Beim klassischen Crowdfunding bekommst du typischerweise eine Belohnung als Gegenleistung. Beim Crowdinvesting steht stärker eine finanzielle Perspektive im Zusammenhang mit Unternehmensfinanzierung im Vordergrund.
Wie funktioniert klassisches Crowdfunding praktisch?
Du unterstützt ein Projekt innerhalb einer Kampagne auf einer Plattform. Wenn die Kampagnenbedingungen erfüllt sind, wird das Vorhaben umgesetzt und du erhältst die vorgesehene Gegenleistung. Je nach Ablauf können bei Nichterfüllung unterschiedliche Regelpfade greifen.
Welche Belohnungen gibt es typischerweise?
Oft sind es Produkte, Goodies oder Erlebnisse. Je genauer Umfang und Umsetzung beschrieben sind, desto besser kannst du die Leistung einordnen.
Ist klassisches Crowdfunding risikofrei?
Nein. Projekte können scheitern oder sich verzögern. Hinzu kommt können sich Details im Verlauf ändern.

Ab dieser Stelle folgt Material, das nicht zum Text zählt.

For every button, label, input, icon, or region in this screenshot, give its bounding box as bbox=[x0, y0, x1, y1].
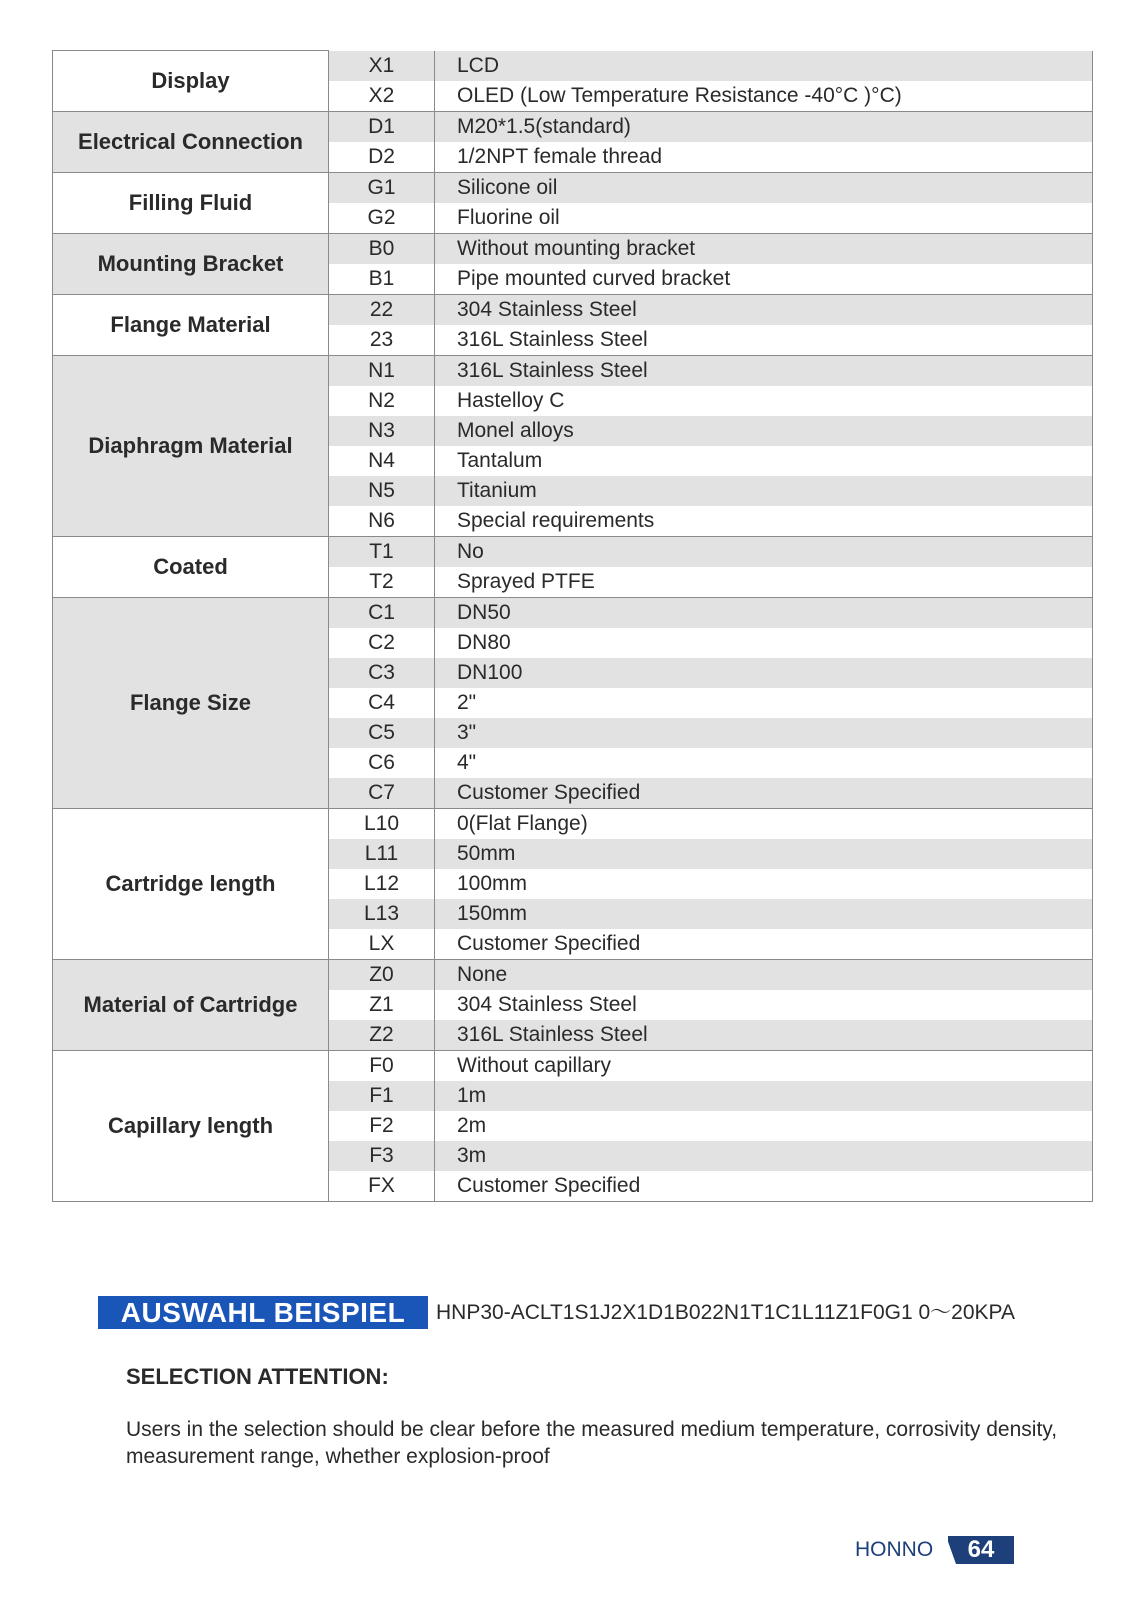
spec-description: 0(Flat Flange) bbox=[435, 808, 1093, 839]
spec-code: C3 bbox=[329, 658, 435, 688]
spec-code: F2 bbox=[329, 1111, 435, 1141]
spec-description: None bbox=[435, 959, 1093, 990]
spec-code: Z1 bbox=[329, 990, 435, 1020]
example-badge: AUSWAHL BEISPIEL bbox=[98, 1296, 428, 1329]
spec-category: Flange Material bbox=[53, 294, 329, 355]
spec-code: D2 bbox=[329, 142, 435, 173]
spec-code: L11 bbox=[329, 839, 435, 869]
spec-description: LCD bbox=[435, 51, 1093, 81]
spec-description: Fluorine oil bbox=[435, 203, 1093, 234]
spec-description: 50mm bbox=[435, 839, 1093, 869]
spec-code: C2 bbox=[329, 628, 435, 658]
spec-row bbox=[53, 233, 1093, 264]
spec-description: Silicone oil bbox=[435, 172, 1093, 203]
spec-row bbox=[53, 597, 1093, 628]
spec-code: N2 bbox=[329, 386, 435, 416]
spec-description: Customer Specified bbox=[435, 778, 1093, 809]
spec-description: M20*1.5(standard) bbox=[435, 111, 1093, 142]
spec-code: L12 bbox=[329, 869, 435, 899]
attention-heading: SELECTION ATTENTION: bbox=[126, 1364, 389, 1389]
attention-text: Users in the selection should be clear before the measured medium temperature, corrosivity density, measurement range, whether explosion-proof bbox=[126, 1418, 1058, 1468]
spec-code: X2 bbox=[329, 81, 435, 112]
spec-code: N4 bbox=[329, 446, 435, 476]
spec-description: Special requirements bbox=[435, 506, 1093, 537]
spec-code: F1 bbox=[329, 1081, 435, 1111]
spec-description: 2m bbox=[435, 1111, 1093, 1141]
spec-code: D1 bbox=[329, 111, 435, 142]
spec-description: 4" bbox=[435, 748, 1093, 778]
spec-row bbox=[53, 808, 1093, 839]
spec-code: C6 bbox=[329, 748, 435, 778]
spec-description: DN100 bbox=[435, 658, 1093, 688]
spec-code: N3 bbox=[329, 416, 435, 446]
spec-description: 304 Stainless Steel bbox=[435, 990, 1093, 1020]
spec-code: G2 bbox=[329, 203, 435, 234]
spec-table bbox=[52, 50, 1093, 1202]
spec-description: Without capillary bbox=[435, 1050, 1093, 1081]
spec-category: Filling Fluid bbox=[53, 172, 329, 233]
spec-code: C5 bbox=[329, 718, 435, 748]
spec-code: X1 bbox=[329, 51, 435, 81]
spec-row bbox=[53, 294, 1093, 325]
spec-code: B1 bbox=[329, 264, 435, 295]
spec-description: Sprayed PTFE bbox=[435, 567, 1093, 598]
spec-row bbox=[53, 959, 1093, 990]
spec-code: F0 bbox=[329, 1050, 435, 1081]
spec-description: 316L Stainless Steel bbox=[435, 355, 1093, 386]
spec-description: 316L Stainless Steel bbox=[435, 1020, 1093, 1051]
spec-category: Cartridge length bbox=[53, 808, 329, 959]
spec-code: Z2 bbox=[329, 1020, 435, 1051]
spec-description: 316L Stainless Steel bbox=[435, 325, 1093, 356]
spec-code: F3 bbox=[329, 1141, 435, 1171]
spec-row bbox=[53, 51, 1093, 81]
spec-description: Tantalum bbox=[435, 446, 1093, 476]
spec-description: Without mounting bracket bbox=[435, 233, 1093, 264]
spec-description: DN80 bbox=[435, 628, 1093, 658]
spec-code: N6 bbox=[329, 506, 435, 537]
spec-code: FX bbox=[329, 1171, 435, 1202]
spec-description: 150mm bbox=[435, 899, 1093, 929]
spec-code: N1 bbox=[329, 355, 435, 386]
spec-row bbox=[53, 536, 1093, 567]
spec-code: 22 bbox=[329, 294, 435, 325]
spec-code: N5 bbox=[329, 476, 435, 506]
spec-description: 1/2NPT female thread bbox=[435, 142, 1093, 173]
footer-brand: HONNO bbox=[855, 1538, 934, 1561]
spec-code: B0 bbox=[329, 233, 435, 264]
spec-description: Customer Specified bbox=[435, 929, 1093, 960]
spec-category: Electrical Connection bbox=[53, 111, 329, 172]
spec-row bbox=[53, 1050, 1093, 1081]
spec-category: Flange Size bbox=[53, 597, 329, 808]
spec-code: Z0 bbox=[329, 959, 435, 990]
spec-category: Coated bbox=[53, 536, 329, 597]
spec-description: 304 Stainless Steel bbox=[435, 294, 1093, 325]
spec-code: T2 bbox=[329, 567, 435, 598]
spec-code: C4 bbox=[329, 688, 435, 718]
spec-category: Diaphragm Material bbox=[53, 355, 329, 536]
spec-category: Material of Cartridge bbox=[53, 959, 329, 1050]
spec-description: 1m bbox=[435, 1081, 1093, 1111]
spec-description: No bbox=[435, 536, 1093, 567]
spec-table-body bbox=[53, 51, 1093, 1202]
spec-code: T1 bbox=[329, 536, 435, 567]
example-code: HNP30-ACLT1S1J2X1D1B022N1T1C1L11Z1F0G1 0～20KPA bbox=[436, 1301, 1015, 1324]
spec-code: LX bbox=[329, 929, 435, 960]
spec-description: Titanium bbox=[435, 476, 1093, 506]
spec-description: Hastelloy C bbox=[435, 386, 1093, 416]
spec-row bbox=[53, 111, 1093, 142]
spec-category: Mounting Bracket bbox=[53, 233, 329, 294]
spec-row bbox=[53, 172, 1093, 203]
spec-code: G1 bbox=[329, 172, 435, 203]
spec-code: L13 bbox=[329, 899, 435, 929]
page-number: 64 bbox=[948, 1536, 1014, 1564]
spec-code: L10 bbox=[329, 808, 435, 839]
spec-code: C7 bbox=[329, 778, 435, 809]
spec-description: DN50 bbox=[435, 597, 1093, 628]
spec-code: 23 bbox=[329, 325, 435, 356]
spec-description: 100mm bbox=[435, 869, 1093, 899]
spec-description: Pipe mounted curved bracket bbox=[435, 264, 1093, 295]
spec-category: Capillary length bbox=[53, 1050, 329, 1201]
spec-code: C1 bbox=[329, 597, 435, 628]
spec-description: Customer Specified bbox=[435, 1171, 1093, 1202]
spec-description: 2" bbox=[435, 688, 1093, 718]
page-number-notch bbox=[946, 1536, 956, 1564]
spec-description: 3" bbox=[435, 718, 1093, 748]
spec-description: OLED (Low Temperature Resistance -40°C )°C) bbox=[435, 81, 1093, 112]
spec-category: Display bbox=[53, 51, 329, 112]
spec-row bbox=[53, 355, 1093, 386]
spec-description: 3m bbox=[435, 1141, 1093, 1171]
spec-description: Monel alloys bbox=[435, 416, 1093, 446]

Deshalb solltest du prüfen, wie transparent Projekt, Ablauf und Lieferung beschrieben sind.
Welche Projekte sind für klassisches Crowdfunding geeignet?
Klassisches Crowdfunding passt besonders gut zu Projekten mit klarer Zielsetzung, nachvollziehbarer Umsetzung und einer erkennbaren Zielgruppe.